Prepare for Passover

Are you discouraged? Are you frustrated and doubtful–perhaps so much so that you–a baptized member of the Church–are wondering whether you should partake of the annual Passover service this year? Are you tempted to give up?

At the same time, do you neglect to analyze your life–how you are doing?

The few remaining days prior to Passover especially are a time of self-reflection and analysis. The letter to the Hebrews helps us in meeting this challenge. In that epistle, Paul gives all of us life-saving admonitions and encouragement. He begins in Hebrews 2:1, by uttering this sober warning: “Therefore we must give the more earnest heed to the things we have heard, lest we drift away.”

Paul cautions us not to take the truth of God for granted. Rather, we are to take great pains to retain and apply what we have been taught from God’s Word. It IS possible just to drift–to lose interest in God’s Way of Life–to find, instead, pleasure and excitement in what this world has to offer.

Paul asks us to consider very carefully our own persuasion and conviction, as well as the consequence of neglecting what we believe, know and understand, when he poses the question, “… how shall we escape if we NEGLECT so great a salvation?” (Hebrews 2:3). He warns us not to harden our hearts towards God’s teaching, especially during times of trial (Hebrews 3:8); not to “become weary and discouraged” (Hebrews 12:3); not to develop “an evil heart of unbelief in departing from the living God” (Hebrews 3:12); and not to “refuse Him who speaks” (Hebrews 12:25).

Because–it IS possible to neglect God’s Word; to begin to disobey Him and to reject the truth; and to depart from God. Unfortunately, MANY–over the centuries–have done just that; and Paul warns us not to follow their bad and deadly example. He encourages us to “be DILIGENT to enter that rest” of the Kingdom of God, “lest anyone fall according to the same example of disobedience” (Hebrews 4:11). He repeats the same warning and encouragement in Hebrews 6:11-12: “And we desire that each one of you show the same DILIGENCE to the full assurance of hope until the end, that you do not become sluggish [or “lazy”]…”

Have you become sluggish or lazy, in studying God’s Word, applying what you understand, and obeying His voice? Or, are you diligently and continuously doing your job as a Christian? It is easy to become sluggish in respect to regular prayer, Bible study, meditation and occasional fasting. And the more we neglect these vital ingredients of a Christian life, the more we WILL develop a HABIT of neglect–until we might not be willing any more to listen to God’s Word, as explained to us by His ministers.
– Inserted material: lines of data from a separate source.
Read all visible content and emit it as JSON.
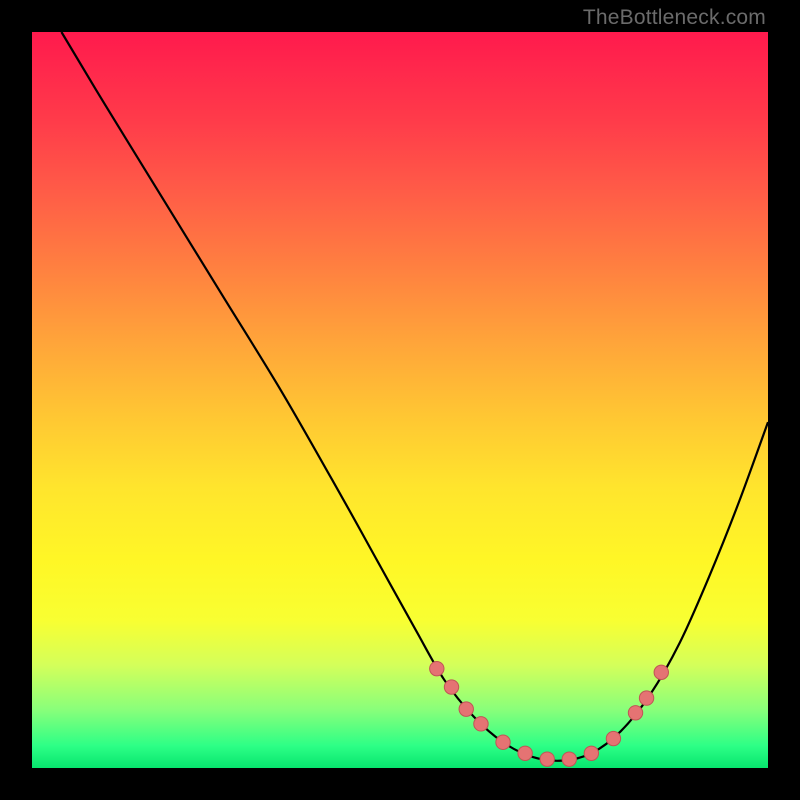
{
  "attribution": "TheBottleneck.com",
  "colors": {
    "page_bg": "#000000",
    "curve": "#000000",
    "marker_fill": "#e57373",
    "marker_stroke": "#c05555"
  },
  "chart_data": {
    "type": "line",
    "title": "",
    "xlabel": "",
    "ylabel": "",
    "xlim": [
      0,
      100
    ],
    "ylim": [
      0,
      100
    ],
    "grid": false,
    "legend": false,
    "series": [
      {
        "name": "curve",
        "x": [
          4,
          10,
          18,
          26,
          34,
          42,
          47,
          52,
          56,
          60,
          64,
          68,
          72,
          76,
          80,
          84,
          88,
          92,
          96,
          100
        ],
        "y": [
          100,
          90,
          77,
          64,
          51,
          37,
          28,
          19,
          12,
          7,
          3.5,
          1.5,
          1,
          2,
          5,
          10,
          17,
          26,
          36,
          47
        ]
      }
    ],
    "markers": [
      {
        "x": 55,
        "y": 13.5
      },
      {
        "x": 57,
        "y": 11
      },
      {
        "x": 59,
        "y": 8
      },
      {
        "x": 61,
        "y": 6
      },
      {
        "x": 64,
        "y": 3.5
      },
      {
        "x": 67,
        "y": 2
      },
      {
        "x": 70,
        "y": 1.2
      },
      {
        "x": 73,
        "y": 1.2
      },
      {
        "x": 76,
        "y": 2
      },
      {
        "x": 79,
        "y": 4
      },
      {
        "x": 82,
        "y": 7.5
      },
      {
        "x": 83.5,
        "y": 9.5
      },
      {
        "x": 85.5,
        "y": 13
      }
    ]
  }
}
That is an awfully dangerous trap into which one can fall.

Paul admonishes us in Hebrews 10:35-36: “Therefore do not cast away your confidence, which has great reward. For you have need of ENDURANCE, so that after you have done the will of God, you may receive the promise.” He continues to encourage us in Hebrews 12:1: “… to lay aside every weight, and the sin which so easily ensnares us, and let us run with ENDURANCE the race that is set before us.”

Some brethren did not want to hear Paul’s admonition and warning, as some today may not want to read the words of this Editorial. But rather than refusing to hear, Paul encourages us today, as he encouraged the brethren at his time: “And I appeal to you, brethren, bear with the word of exhortation” (Hebrews 13:22).
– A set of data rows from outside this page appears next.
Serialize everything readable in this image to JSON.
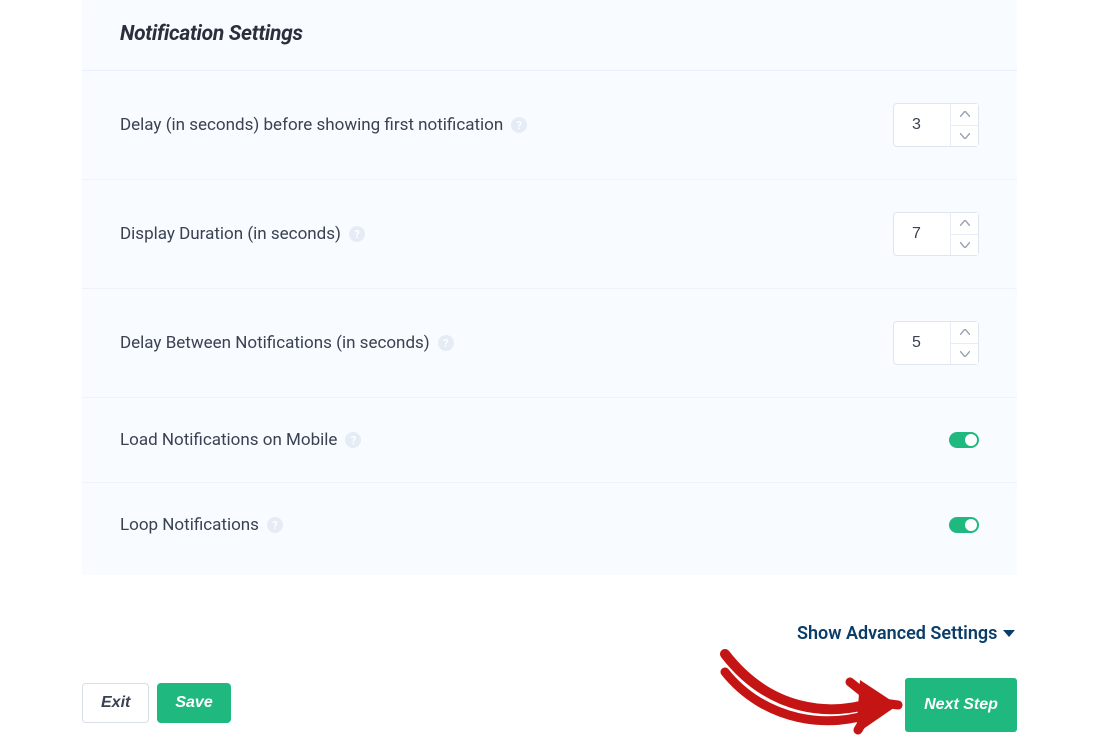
{
  "panel": {
    "title": "Notification Settings",
    "rows": [
      {
        "label": "Delay (in seconds) before showing first notification",
        "value": "3"
      },
      {
        "label": "Display Duration (in seconds)",
        "value": "7"
      },
      {
        "label": "Delay Between Notifications (in seconds)",
        "value": "5"
      },
      {
        "label": "Load Notifications on Mobile",
        "toggle": true
      },
      {
        "label": "Loop Notifications",
        "toggle": true
      }
    ]
  },
  "advanced_link": "Show Advanced Settings",
  "buttons": {
    "exit": "Exit",
    "save": "Save",
    "next_step": "Next Step"
  },
  "help_glyph": "?"
}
We must examine ourselves to see whether our heart is right with God. And if it is, we can and will find help in times of need, as Paul clearly says: “… let us draw near with a true heart in full assurance of faith, having our hearts sprinkled from an evil conscience and our bodies washed with pure water” (Hebrews 10:22; compare Hebrews 4:16).
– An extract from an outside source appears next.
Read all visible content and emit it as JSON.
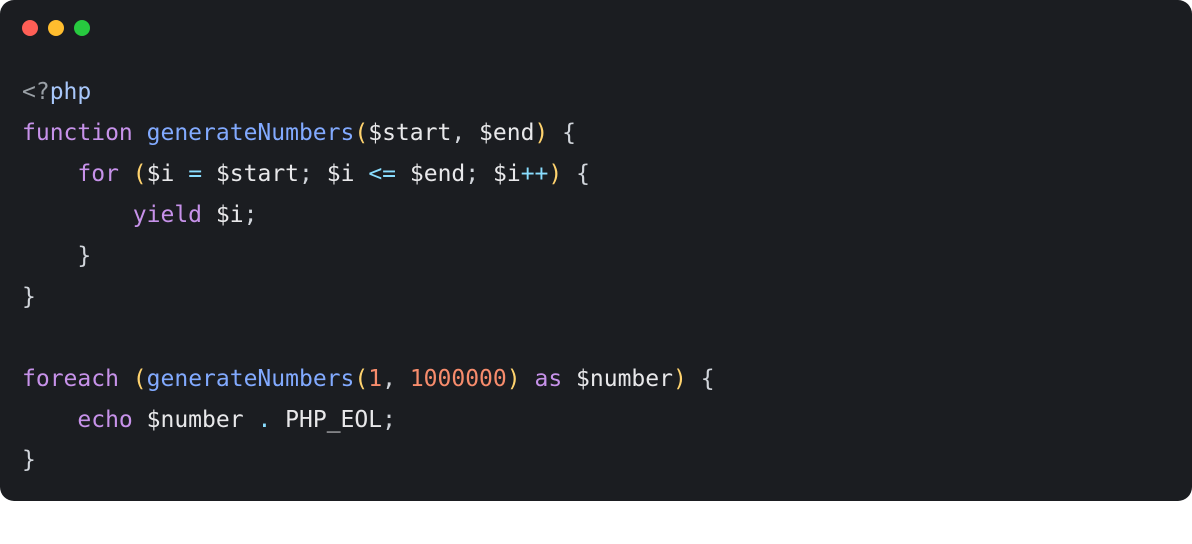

We can and should encourage each other in the process of our perfection (compare Hebrews 10:24-25). We should be “looking carefully lest anyone fall short of the grace of God” (Hebrews 12:15). And so, Paul was confident that “we are not of those who draw back to perdition, but of those who believe to the saving of the soul” (Hebrews 10:39).

Some, however, did fall away during Paul’s time; many did over the centuries; and some will still fall away before Christ returns. Let us therefore examine ourselves truthfully and with brutal honesty. And after “having done all to stand” (Ephesians 6:13), let us eat the bread and drink the wine this Sunday evening, symbolizing the body and blood of Jesus Christ’s supreme Sacrifice. When we do, we come “to Jesus the Mediator of the new covenant, and to the blood of sprinkling that speaks better things than that of Abel” (Hebrews 12:24); and we ask God the Father to make us complete, “who brought up our Lord Jesus from the dead, that great Shepherd of the sheep, through the blood of the everlasting covenant” (Hebrews 13:20).